I’d never driven a convertible before, much less a Bentley. I’m not a car fanatic and although I appreciate a good, reliable, comfortable car I’ve always seen them as something necessary to get me from A to B. But I do love a road trip…so immediately started planning a route that was not too far from home, able to be organised in a few days but with scenery befitting the beautiful lines of the Bentley GTC V8.
On my wish list of places to go within a good driving distance was the newly opened Margaret Olley Centre at the Tweed Regional Art Gallery. It seemed a good fit to write a story based on this, with a look at some of the other arty villages around the Tweed Valley (more blog posts on this to come). After all, this car is a work of art in itself, as I’m to discover.
But there are other practicalities to attend to before picking up the car. For a start, I envisage myself wearing one of those flowing scarves (“Just don’t do an Isadora Duncan, will you?” says a friend). With the top down, I think it’s just the look I’m after. Sadly the reality is that the scarf makes me look less Grace Kelly, more a potato farmer’s wife. Oh well.

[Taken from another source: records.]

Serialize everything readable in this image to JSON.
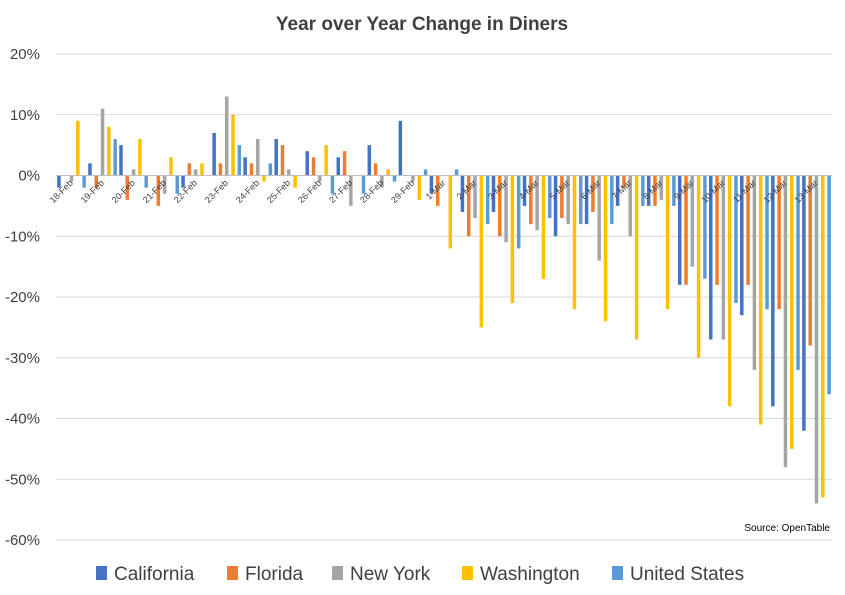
{
  "chart_data": {
    "type": "bar",
    "title": "Year over Year Change in Diners",
    "source": "Source: OpenTable",
    "ylim": [
      -60,
      20
    ],
    "yticks": [
      "20%",
      "10%",
      "0%",
      "-10%",
      "-20%",
      "-30%",
      "-40%",
      "-50%",
      "-60%"
    ],
    "ytick_values": [
      20,
      10,
      0,
      -10,
      -20,
      -30,
      -40,
      -50,
      -60
    ],
    "grid": true,
    "legend_position": "bottom",
    "categories": [
      "18-Feb",
      "19-Feb",
      "20-Feb",
      "21-Feb",
      "22-Feb",
      "23-Feb",
      "24-Feb",
      "25-Feb",
      "26-Feb",
      "27-Feb",
      "28-Feb",
      "29-Feb",
      "1-Mar",
      "2-Mar",
      "3-Mar",
      "4-Mar",
      "5-Mar",
      "6-Mar",
      "7-Mar",
      "8-Mar",
      "9-Mar",
      "10-Mar",
      "11-Mar",
      "12-Mar",
      "13-Mar"
    ],
    "series": [
      {
        "name": "California",
        "color": "#4472C4",
        "values": [
          -2,
          2,
          5,
          0,
          -2,
          7,
          3,
          6,
          4,
          3,
          5,
          9,
          -3,
          -6,
          -6,
          -5,
          -10,
          -8,
          -5,
          -5,
          -18,
          -27,
          -23,
          -38,
          -42
        ]
      },
      {
        "name": "Florida",
        "color": "#ED7D31",
        "values": [
          0,
          -2,
          -4,
          -5,
          2,
          2,
          2,
          5,
          3,
          4,
          2,
          0,
          -5,
          -10,
          -10,
          -8,
          -7,
          -6,
          -2,
          -5,
          -18,
          -18,
          -18,
          -22,
          -28
        ]
      },
      {
        "name": "New York",
        "color": "#A5A5A5",
        "values": [
          -1,
          11,
          1,
          -3,
          1,
          13,
          6,
          1,
          -1,
          -5,
          -2,
          -1,
          0,
          -7,
          -11,
          -9,
          -8,
          -14,
          -10,
          -4,
          -15,
          -27,
          -32,
          -48,
          -54
        ]
      },
      {
        "name": "Washington",
        "color": "#FFC000",
        "values": [
          9,
          8,
          6,
          3,
          2,
          10,
          -1,
          -2,
          5,
          0,
          1,
          -4,
          -12,
          -25,
          -21,
          -17,
          -22,
          -24,
          -27,
          -22,
          -30,
          -38,
          -41,
          -45,
          -53
        ]
      },
      {
        "name": "United States",
        "color": "#5B9BD5",
        "values": [
          -2,
          6,
          -2,
          -3,
          0,
          5,
          2,
          0,
          -3,
          -3,
          -1,
          1,
          1,
          -8,
          -12,
          -7,
          -8,
          -8,
          -5,
          -5,
          -17,
          -21,
          -22,
          -32,
          -36
        ]
      }
    ]
  }
}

I drive my little hatchback to Bentley Brisbane and am soon in the driver’s seat of a 2014 Bentley GTC V8 – with the top down. After some instruction on how to use the keyless technology, and how to put the top up and down (it takes just the press of a button and 25 seconds), I’m all set for the road. But not without signing some paperwork, in which I agree (among other things) to never leave it on a public street overnight. It also informs me the car is fitted with a tracking device (at first I think this is in case of theft, but later wonder if it’s to ensure I bring it back).
Before setting out, I take a shot of the steering wheel and post it on Facebook. I’m completely unprepared for the following and response I’ll get over the next few days – particularly from my male friends. When I dare to post an image of sunrise over beautiful Kingscliff beach, my friend Kevin comments: “Sunrise pppffffttt….show me the Bentley again!”
And soon I see why. Within a couple of kilometres, I’m hooked on this luxury car. The leather seats are, as my passenger later says, “like comfortable armchairs”. If it’s cold, there’s a little heating vent at the back of your neck to keep you cosy, as well as heating in the bottom of the seats. We don’t need it; the sky is blue, the wind light.
But it’s the sound of the engine that really gets me. To me, it’s a purr…that deepens to a low throaty growl when I accelerate. I enjoy stopping, just so I can hear that when we take off again…
Another friend, who’s more used to road-testing cars than I am, tells me: “It’s like the first time you fly first class; it’s very hard to go back. Your (own car) might be a bit harder to love from here on in.” And I suspect she’s right.
I sail down the freeway with the top down. At the Gold Coast, I pick up photographer Richard “Tommy” Campion, who has taken the images on this page. Then we’re off to the Tweed Valley where the landscapes lend themselves to some great shots of the car, and I enjoy negotiating the smaller, curving roads away from the highway.
I never quite get used to the idea that the car will self-lock when I walk away from it with the key. And never get tired of watching the smoothness with which the top goes up and down (and yes, it did rain from time to time).
Wherever we go, the Bentley is the object of admiration. But it’s all good-natured and I’m never tempted to pretend the car is mine for more than a moment….until the very end of the trip, when we’re parked on the Gold Coast foreshore and I’m posing for some photos. A power-walking couple pause and the woman says: “Can I ask you a question? What is this colour called?”
I know the answer. “It’s called ‘Breeze’,” I say.
“Oh, I thought so – just the same as mine!” she replies. “Isn’t it a wonderful car?”
“Yes. Yes, it is!” Just this once, I’ll let the implied ownership stay right there, hanging in the conversation. The couple smile the smile of conspirators in good fortune and walk on.
Each day as I post photos of our travels on Facebook, the responses flow back. Everyone, it seems is smitten and I’m the envy of my friends. And it seems to say it all when I drop my companion off at the end of the trip, and the Bentley bonnet gets a kiss goodbye before I do!
I understand completely. By the end of three days, I’m a convert. There’s just one thing standing between me and ownership of a Bentley GTC V8: the small matter of $498,444.